Published: Thu, August 09, 2018
Finance | By Loren Pratt

China to hit U.S. with tariffs on United States imports worth $17bn

China to hit U.S. with tariffs on United States imports worth $17bn

China will impose tariffs on an additional $16 billion worth of us products, officials announced Wednesday, marking the latest parry in an escalating trade war between the two countries.

China has now either imposed or proposed tariffs on $110 billion of USA goods, representing the vast majority of China's annual imports of American products.

China's 25 percent tariffs will apply to US products such as coal, gasoline, vehicles, motorcycles and medical equipment.

While short-term effects might be mild, the impact of US tariffs on China's trade may be gradually revealed as time passes and more tariffs on Chinese goods threatened by the United States take effect, it noted.

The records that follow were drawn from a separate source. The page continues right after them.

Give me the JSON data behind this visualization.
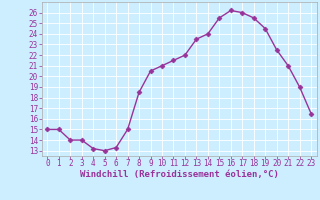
{
  "x": [
    0,
    1,
    2,
    3,
    4,
    5,
    6,
    7,
    8,
    9,
    10,
    11,
    12,
    13,
    14,
    15,
    16,
    17,
    18,
    19,
    20,
    21,
    22,
    23
  ],
  "y": [
    15,
    15,
    14,
    14,
    13.2,
    13,
    13.3,
    15,
    18.5,
    20.5,
    21,
    21.5,
    22,
    23.5,
    24,
    25.5,
    26.2,
    26,
    25.5,
    24.5,
    22.5,
    21,
    19,
    16.5
  ],
  "line_color": "#993399",
  "marker": "D",
  "marker_size": 2.5,
  "xlabel": "Windchill (Refroidissement éolien,°C)",
  "xlim": [
    -0.5,
    23.5
  ],
  "ylim": [
    12.5,
    27
  ],
  "yticks": [
    13,
    14,
    15,
    16,
    17,
    18,
    19,
    20,
    21,
    22,
    23,
    24,
    25,
    26
  ],
  "xticks": [
    0,
    1,
    2,
    3,
    4,
    5,
    6,
    7,
    8,
    9,
    10,
    11,
    12,
    13,
    14,
    15,
    16,
    17,
    18,
    19,
    20,
    21,
    22,
    23
  ],
  "bg_color": "#cceeff",
  "grid_color": "#bbdddd",
  "tick_color": "#993399",
  "label_color": "#993399",
  "font_size": 5.5,
  "xlabel_font_size": 6.5,
  "line_width": 1.0
}
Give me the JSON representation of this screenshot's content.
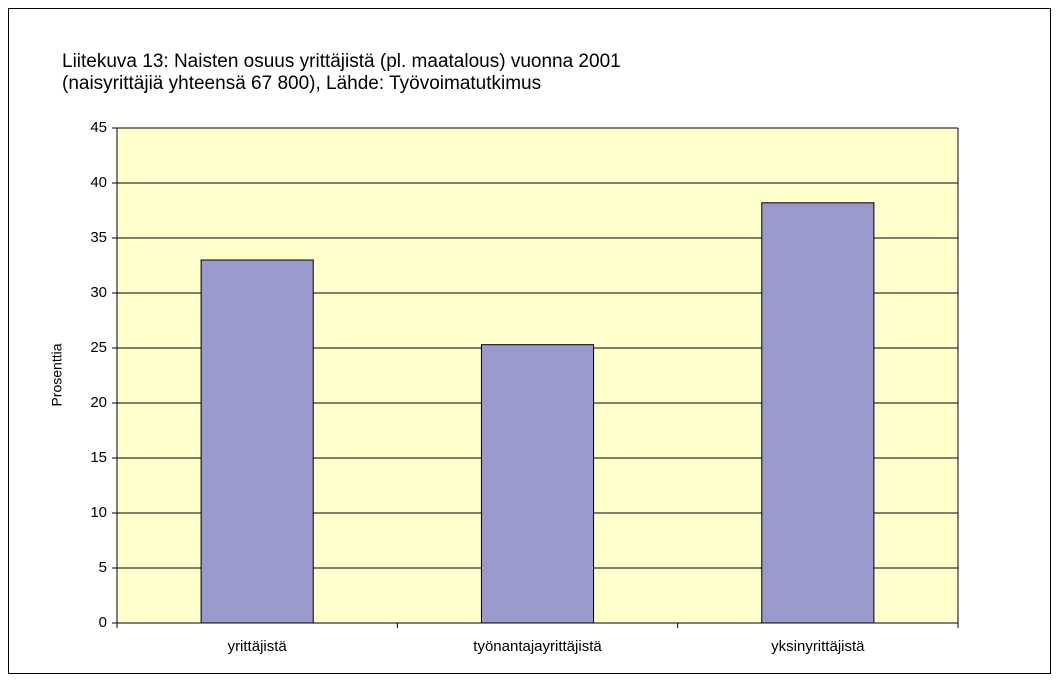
{
  "chart_data": {
    "type": "bar",
    "title": "Liitekuva 13: Naisten osuus yrittäjistä (pl. maatalous) vuonna 2001",
    "subtitle": "(naisyrittäjiä yhteensä 67 800), Lähde: Työvoimatutkimus",
    "y_label": "Prosenttia",
    "categories": [
      "yrittäjistä",
      "työnantajayrittäjistä",
      "yksinyrittäjistä"
    ],
    "values": [
      33.0,
      25.3,
      38.2
    ],
    "color": "#9999cc",
    "ylim": [
      0,
      45
    ],
    "yticks": [
      0,
      5,
      10,
      15,
      20,
      25,
      30,
      35,
      40,
      45
    ],
    "grid": true
  }
}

Falling within a list of $16 billion worth of traded items, the USTR pushed live its finalised tariff list on Tuesday, having tentatively published a 284 category proposal back in June.

Trade tensions between the United States and China have been intensifying over recent months with each country imposing levies on mutual imports with extra duties.


China's closely watched surplus with the United States dipped only slightly to $28.09 billion last month from a record $28.97 billion in June.

The first tariffs were imposed in March and China responded in April. Washington has long criticised China's trade surplus with the United States and has demanded Beijing cut it.

According to data by China's General Administration of Customs compiled by Reuters, Chinese crude oil imports increased to 8.48 million bpd in July from 8.36 million bpd in June and from 8.18 million bpd in July previous year. Chinese imports worth $34 billion would be subject to the new 25% tariff as of July 6, with another $16 billion worth of imports subject to the tariff at a later date.China retaliateswith an equivalent set of tariffs.

To compensate for the gap on its tariff list caused by the exclusion of crude oil, China added fish meal, wood waste, paper and paper waste, metal scraps, and various types of bicycles and cars, among other products.

John Neuffer, president of the Semiconductor Industry Association, said: "We have made the case to the administration, in the strongest possible terms, that tariffs imposed on semiconductors imported from China will hurt America's..."

China deprives US companies of the ability to set market-based terms in licensing and other technology-related negotiations.